How TestNavigator helps?

TestNavigator is more than a traditional coverage measurement tool – it provides real-time insights and feedback during the testing process. The system can automatically measure code coverage at the method or branch level and presents the results in an intuitive visual format that highlights untested areas.

Efficient test case prioritization

One of TestNavigator’s unique strengths lies in its innovative test selection algorithm, which recommends the test cases to execute before a release. The TA Score algorithm identifies the subset of tests that are most relevant for verifying the functionalities affected by recent code changes.

Why is this important? Achieving full coverage after every change is simply unrealistic for large systems – both in time and cost.
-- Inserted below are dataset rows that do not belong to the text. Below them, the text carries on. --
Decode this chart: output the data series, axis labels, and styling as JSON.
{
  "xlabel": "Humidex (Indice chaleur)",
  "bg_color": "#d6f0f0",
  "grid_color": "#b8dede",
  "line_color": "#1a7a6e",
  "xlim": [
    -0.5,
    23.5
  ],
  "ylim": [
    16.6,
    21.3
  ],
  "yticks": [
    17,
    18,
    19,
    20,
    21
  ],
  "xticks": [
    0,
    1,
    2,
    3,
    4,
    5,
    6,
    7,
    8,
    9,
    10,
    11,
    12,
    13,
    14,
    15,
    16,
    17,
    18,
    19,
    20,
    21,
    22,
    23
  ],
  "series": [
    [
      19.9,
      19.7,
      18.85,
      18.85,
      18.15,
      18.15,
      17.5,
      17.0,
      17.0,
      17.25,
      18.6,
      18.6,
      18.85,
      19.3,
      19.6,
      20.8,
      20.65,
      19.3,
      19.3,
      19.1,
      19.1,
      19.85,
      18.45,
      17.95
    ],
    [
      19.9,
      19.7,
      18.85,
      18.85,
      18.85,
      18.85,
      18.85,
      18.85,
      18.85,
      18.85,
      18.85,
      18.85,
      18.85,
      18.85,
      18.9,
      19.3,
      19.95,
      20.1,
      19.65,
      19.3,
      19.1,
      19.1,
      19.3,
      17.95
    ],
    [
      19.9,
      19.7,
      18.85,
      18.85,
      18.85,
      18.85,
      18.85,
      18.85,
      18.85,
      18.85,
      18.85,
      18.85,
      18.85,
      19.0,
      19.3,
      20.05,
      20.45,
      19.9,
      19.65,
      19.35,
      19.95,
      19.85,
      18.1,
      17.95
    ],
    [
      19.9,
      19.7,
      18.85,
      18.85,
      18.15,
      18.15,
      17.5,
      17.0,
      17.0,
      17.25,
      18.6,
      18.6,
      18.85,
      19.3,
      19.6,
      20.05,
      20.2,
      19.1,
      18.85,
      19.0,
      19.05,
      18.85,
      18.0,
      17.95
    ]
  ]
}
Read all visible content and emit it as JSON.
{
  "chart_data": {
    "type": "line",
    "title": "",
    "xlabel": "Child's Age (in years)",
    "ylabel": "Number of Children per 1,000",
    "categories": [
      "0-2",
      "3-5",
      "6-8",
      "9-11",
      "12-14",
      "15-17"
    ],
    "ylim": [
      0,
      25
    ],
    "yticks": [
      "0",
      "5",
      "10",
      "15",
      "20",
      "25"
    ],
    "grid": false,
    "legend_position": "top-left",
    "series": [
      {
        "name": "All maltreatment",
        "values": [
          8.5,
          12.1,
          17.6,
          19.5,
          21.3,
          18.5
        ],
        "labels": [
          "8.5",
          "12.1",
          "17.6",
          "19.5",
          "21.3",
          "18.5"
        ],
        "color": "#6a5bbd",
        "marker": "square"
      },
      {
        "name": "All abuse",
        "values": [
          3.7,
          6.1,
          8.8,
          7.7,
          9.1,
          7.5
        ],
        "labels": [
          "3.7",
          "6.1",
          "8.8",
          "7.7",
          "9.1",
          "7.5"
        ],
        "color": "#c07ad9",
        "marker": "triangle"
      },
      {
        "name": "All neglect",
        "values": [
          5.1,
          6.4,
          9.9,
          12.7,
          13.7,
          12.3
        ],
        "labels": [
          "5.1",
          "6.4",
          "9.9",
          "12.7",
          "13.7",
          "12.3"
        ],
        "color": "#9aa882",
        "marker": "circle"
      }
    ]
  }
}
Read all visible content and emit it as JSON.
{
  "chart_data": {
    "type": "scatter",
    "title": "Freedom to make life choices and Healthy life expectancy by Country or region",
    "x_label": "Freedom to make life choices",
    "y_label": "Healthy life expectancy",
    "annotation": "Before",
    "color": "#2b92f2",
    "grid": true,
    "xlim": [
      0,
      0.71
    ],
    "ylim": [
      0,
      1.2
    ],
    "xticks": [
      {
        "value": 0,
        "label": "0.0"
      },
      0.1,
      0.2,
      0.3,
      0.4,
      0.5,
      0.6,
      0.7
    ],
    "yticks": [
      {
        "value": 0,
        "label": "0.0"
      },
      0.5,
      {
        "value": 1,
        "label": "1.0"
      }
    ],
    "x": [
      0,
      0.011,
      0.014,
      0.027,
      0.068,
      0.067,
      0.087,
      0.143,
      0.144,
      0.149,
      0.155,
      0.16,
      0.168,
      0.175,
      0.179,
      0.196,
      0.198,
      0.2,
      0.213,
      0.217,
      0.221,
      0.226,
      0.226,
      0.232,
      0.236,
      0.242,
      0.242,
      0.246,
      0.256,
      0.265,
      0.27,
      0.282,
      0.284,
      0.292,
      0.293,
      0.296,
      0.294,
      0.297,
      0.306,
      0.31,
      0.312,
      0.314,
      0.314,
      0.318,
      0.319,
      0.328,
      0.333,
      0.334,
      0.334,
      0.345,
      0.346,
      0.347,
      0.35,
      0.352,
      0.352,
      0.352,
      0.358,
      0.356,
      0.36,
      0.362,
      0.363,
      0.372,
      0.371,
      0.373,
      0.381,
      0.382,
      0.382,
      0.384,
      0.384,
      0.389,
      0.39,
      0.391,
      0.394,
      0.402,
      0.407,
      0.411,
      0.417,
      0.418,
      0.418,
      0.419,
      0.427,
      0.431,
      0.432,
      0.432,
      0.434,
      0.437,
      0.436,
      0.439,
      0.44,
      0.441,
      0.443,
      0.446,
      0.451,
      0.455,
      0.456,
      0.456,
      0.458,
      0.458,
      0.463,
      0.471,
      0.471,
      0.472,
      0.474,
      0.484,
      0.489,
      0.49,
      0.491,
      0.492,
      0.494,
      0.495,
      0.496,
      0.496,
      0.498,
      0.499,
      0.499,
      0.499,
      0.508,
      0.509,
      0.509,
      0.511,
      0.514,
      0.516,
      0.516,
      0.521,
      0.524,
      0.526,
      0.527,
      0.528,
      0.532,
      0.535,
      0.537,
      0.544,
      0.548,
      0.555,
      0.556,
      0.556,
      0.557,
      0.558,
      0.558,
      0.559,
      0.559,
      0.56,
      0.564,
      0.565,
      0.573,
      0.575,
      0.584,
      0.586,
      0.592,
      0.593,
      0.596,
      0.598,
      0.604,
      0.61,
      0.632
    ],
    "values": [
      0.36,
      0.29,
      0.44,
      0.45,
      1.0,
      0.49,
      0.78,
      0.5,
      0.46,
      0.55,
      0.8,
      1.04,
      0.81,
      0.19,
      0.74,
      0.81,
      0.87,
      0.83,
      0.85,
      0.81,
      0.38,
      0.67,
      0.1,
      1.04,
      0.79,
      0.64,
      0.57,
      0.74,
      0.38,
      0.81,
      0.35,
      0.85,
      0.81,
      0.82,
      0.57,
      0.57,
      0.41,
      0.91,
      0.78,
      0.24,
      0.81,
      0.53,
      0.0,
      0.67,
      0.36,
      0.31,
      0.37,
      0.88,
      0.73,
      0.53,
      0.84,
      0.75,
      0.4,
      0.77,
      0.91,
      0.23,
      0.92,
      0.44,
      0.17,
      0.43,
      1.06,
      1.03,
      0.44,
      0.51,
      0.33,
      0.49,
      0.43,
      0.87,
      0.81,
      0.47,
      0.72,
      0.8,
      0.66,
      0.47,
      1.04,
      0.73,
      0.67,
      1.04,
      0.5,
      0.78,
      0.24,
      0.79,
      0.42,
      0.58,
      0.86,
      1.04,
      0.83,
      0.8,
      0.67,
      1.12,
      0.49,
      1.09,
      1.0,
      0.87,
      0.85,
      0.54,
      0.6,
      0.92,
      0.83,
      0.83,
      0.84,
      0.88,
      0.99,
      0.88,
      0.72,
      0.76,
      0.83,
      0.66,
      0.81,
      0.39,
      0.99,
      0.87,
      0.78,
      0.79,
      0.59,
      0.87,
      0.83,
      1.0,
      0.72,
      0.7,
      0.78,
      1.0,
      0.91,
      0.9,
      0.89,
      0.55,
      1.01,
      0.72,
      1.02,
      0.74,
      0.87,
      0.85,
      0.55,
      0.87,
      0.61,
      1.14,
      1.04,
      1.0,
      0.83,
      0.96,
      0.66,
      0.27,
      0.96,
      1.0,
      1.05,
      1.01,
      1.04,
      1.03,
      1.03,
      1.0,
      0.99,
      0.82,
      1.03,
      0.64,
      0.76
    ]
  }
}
Therefore, test selection should be based on data rather than intuition to ensure that all critical modifications are properly validated.

A frequent problem is that the business or management side lacks visibility into how code changes affect functionality - unclear impact, missing release notes, or hidden side effects often complicate feedback loops and inflate testing costs. Moreover, not all tests have equal importance. The algorithm not only selects the necessary test cases but also helps prioritize them.

Overall, a well-designed test selection strategy can yield significant time and cost savings. The Test Advisor Score enhances testing efficiency by considering both the extent and complexity of code changes – ultimately contributing to improved software quality.

Data-driven decision support before release

Code coverage is a key factor in Go/No-Go decisions – determining whether a software version is ready for release. This metric shows what percentage of the source code has been exercised by tests. Typically expressed as a percentage, a higher coverage value indicates broader test reach across the codebase.

By using TestNavigator, teams can accurately assess how thoroughly a given software version was tested before release. The system clearly displays percentage-based coverage levels and highlights untested code areas, helping teams better evaluate release risks. TestNavigator thus supports not only testers and developers but also business decision-makers, enabling transparent, data-driven release management.

Code coverage ≠ Quality

Measuring code coverage is one of the most important practices in modern software development – but measurement alone is not enough. High coverage does not automatically mean high quality. Without coverage data, testing is essentially blind, increasing the risk of bugs and instability.

TestNavigator goes beyond measurement by offering real-time support, test case prioritization, and optimization recommendations. This enables conscious, data-driven testing, minimizing redundant executions while maximizing efficiency. Instead of static reports, TestNavigator provides interactive, continuously updated coverage insights – empowering both development and testing teams to make informed, quality-focused decisions.